State Rep. Triston Cole on Tuesday joined his colleagues in passage of the state budget, which includes record level funding for K-12 education and proposes a 2.2 percent reduction for the general state budget.
Cole, of Mancelona, voted to approve the budget for the new fiscal year, a conservative blueprint that invests in the state’s future. He applauded reprioritizing funds for road projects, but said funding for smaller schools needs to be revisited.
“As chairman of the House Transportation and Infrastructure Committee, I appreciate the hard work and efforts of Rep. Shane Hernandez, who chairs the Appropriations Subcommittee on Transportation,” Rep. Cole said. “He and I sat down and talked in the beginning of the term and I asked for more concrete and asphalt in the budget. I believe he has done everything in his ability to do just that.”

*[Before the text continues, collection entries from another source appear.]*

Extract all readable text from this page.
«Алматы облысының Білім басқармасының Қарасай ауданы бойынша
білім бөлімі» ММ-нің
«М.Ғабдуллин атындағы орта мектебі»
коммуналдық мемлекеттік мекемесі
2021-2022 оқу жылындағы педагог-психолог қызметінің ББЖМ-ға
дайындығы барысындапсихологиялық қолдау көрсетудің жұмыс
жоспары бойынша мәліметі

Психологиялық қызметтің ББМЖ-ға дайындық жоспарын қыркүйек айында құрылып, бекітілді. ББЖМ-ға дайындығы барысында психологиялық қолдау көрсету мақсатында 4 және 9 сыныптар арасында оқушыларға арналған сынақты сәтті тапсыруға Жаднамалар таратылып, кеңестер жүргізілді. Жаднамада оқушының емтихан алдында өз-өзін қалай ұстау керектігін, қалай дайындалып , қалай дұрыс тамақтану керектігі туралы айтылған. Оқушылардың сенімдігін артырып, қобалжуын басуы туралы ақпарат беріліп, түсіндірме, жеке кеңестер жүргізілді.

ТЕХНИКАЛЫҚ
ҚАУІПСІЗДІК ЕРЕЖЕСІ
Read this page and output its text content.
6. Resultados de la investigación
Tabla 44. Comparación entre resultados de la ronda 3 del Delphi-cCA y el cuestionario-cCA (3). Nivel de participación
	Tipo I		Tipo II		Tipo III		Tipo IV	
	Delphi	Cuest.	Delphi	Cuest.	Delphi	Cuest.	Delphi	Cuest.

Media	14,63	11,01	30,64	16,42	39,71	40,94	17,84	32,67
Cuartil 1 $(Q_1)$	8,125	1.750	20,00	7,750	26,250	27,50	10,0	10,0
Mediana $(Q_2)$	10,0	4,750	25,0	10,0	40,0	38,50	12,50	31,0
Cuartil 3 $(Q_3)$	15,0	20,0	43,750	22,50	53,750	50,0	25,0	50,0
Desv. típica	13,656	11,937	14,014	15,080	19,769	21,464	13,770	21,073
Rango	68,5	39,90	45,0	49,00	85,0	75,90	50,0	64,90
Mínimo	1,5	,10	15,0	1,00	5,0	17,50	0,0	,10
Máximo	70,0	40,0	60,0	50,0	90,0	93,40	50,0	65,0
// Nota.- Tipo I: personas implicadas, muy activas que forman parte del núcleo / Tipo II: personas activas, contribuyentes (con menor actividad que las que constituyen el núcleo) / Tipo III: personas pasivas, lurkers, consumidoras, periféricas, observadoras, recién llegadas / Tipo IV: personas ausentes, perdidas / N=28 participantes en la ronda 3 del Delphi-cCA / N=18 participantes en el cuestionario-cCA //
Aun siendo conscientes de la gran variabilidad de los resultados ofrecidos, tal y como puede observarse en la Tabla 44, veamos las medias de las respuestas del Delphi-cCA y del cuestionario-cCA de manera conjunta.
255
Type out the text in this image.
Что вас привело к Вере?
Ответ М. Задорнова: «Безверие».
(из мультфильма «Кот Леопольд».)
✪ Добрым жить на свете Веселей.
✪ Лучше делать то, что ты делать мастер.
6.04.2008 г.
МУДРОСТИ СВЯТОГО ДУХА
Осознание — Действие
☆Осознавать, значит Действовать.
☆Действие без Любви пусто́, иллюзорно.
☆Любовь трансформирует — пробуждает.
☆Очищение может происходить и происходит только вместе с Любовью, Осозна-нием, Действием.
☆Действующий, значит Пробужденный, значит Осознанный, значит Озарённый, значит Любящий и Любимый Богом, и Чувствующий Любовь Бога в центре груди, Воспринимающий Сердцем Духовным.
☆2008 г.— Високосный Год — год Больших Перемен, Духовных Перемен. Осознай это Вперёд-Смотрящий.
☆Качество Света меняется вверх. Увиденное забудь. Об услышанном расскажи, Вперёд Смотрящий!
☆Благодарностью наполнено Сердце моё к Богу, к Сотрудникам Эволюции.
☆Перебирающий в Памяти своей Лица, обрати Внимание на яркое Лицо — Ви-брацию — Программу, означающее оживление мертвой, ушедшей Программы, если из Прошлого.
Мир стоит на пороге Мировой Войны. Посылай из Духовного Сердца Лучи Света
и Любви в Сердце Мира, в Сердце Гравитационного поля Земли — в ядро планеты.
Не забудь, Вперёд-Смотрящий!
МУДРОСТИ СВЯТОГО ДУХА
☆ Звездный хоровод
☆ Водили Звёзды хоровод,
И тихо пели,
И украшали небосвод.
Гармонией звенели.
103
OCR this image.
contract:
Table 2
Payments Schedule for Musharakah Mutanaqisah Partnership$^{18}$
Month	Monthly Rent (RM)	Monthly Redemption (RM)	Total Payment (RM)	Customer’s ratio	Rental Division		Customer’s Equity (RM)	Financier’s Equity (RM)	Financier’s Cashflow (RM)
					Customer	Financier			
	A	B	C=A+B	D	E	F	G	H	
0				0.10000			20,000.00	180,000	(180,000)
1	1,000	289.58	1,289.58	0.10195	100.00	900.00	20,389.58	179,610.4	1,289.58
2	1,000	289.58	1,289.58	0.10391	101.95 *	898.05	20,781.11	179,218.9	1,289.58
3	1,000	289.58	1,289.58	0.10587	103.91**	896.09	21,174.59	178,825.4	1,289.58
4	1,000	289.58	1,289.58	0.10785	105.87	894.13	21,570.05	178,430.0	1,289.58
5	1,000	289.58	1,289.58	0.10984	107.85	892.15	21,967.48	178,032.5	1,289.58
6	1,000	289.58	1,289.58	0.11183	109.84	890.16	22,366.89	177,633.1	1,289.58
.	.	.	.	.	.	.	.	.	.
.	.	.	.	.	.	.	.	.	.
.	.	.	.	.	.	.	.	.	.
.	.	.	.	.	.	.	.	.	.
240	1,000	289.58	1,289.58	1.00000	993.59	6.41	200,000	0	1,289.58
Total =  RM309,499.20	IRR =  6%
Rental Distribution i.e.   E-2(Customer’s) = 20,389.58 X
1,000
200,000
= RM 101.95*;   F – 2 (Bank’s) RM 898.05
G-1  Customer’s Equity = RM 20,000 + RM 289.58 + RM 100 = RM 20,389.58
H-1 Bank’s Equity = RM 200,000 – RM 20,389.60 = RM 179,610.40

Cole said he is concerned that the school budget does not continue to provide additional money to smaller schools up north.
“As chairman of the Northern Caucus, previous budgets that put more funds in the rural classrooms is an issue I hear from all over Northern Michigan to close the gap between the amount of money spent per student in northern and downstate schools,” Cole said. “The additional funding had begun to bring equity in school funding and the Northern Caucus will continue to fight for the extra funds. I also support additional spending for at-risk students.”
Cole said another issue that should be corrected in the final blueprint is including more locally produced food in school lunch menus.
Highlights of the budget include:
- Allocating the highest funding in state history for K-12 schools with a proposed $14.3 billion; improving access skilled trades training through career and technical education.
- Making life better in communities across Michigan by adding money for road repairs, public safety departments, parks and other programs to improve our daily lives.
- Increasing funding for public safety by adding 100 more Michigan State Police troopers.
- Making health care more effective and efficient, with an enhanced focus on improving mental health care.
- Paying down retiree debt and adding to state government’s main savings account for tough times, pushing that emergency fund above $1 billion.
The bills now go to the Senate for consideration.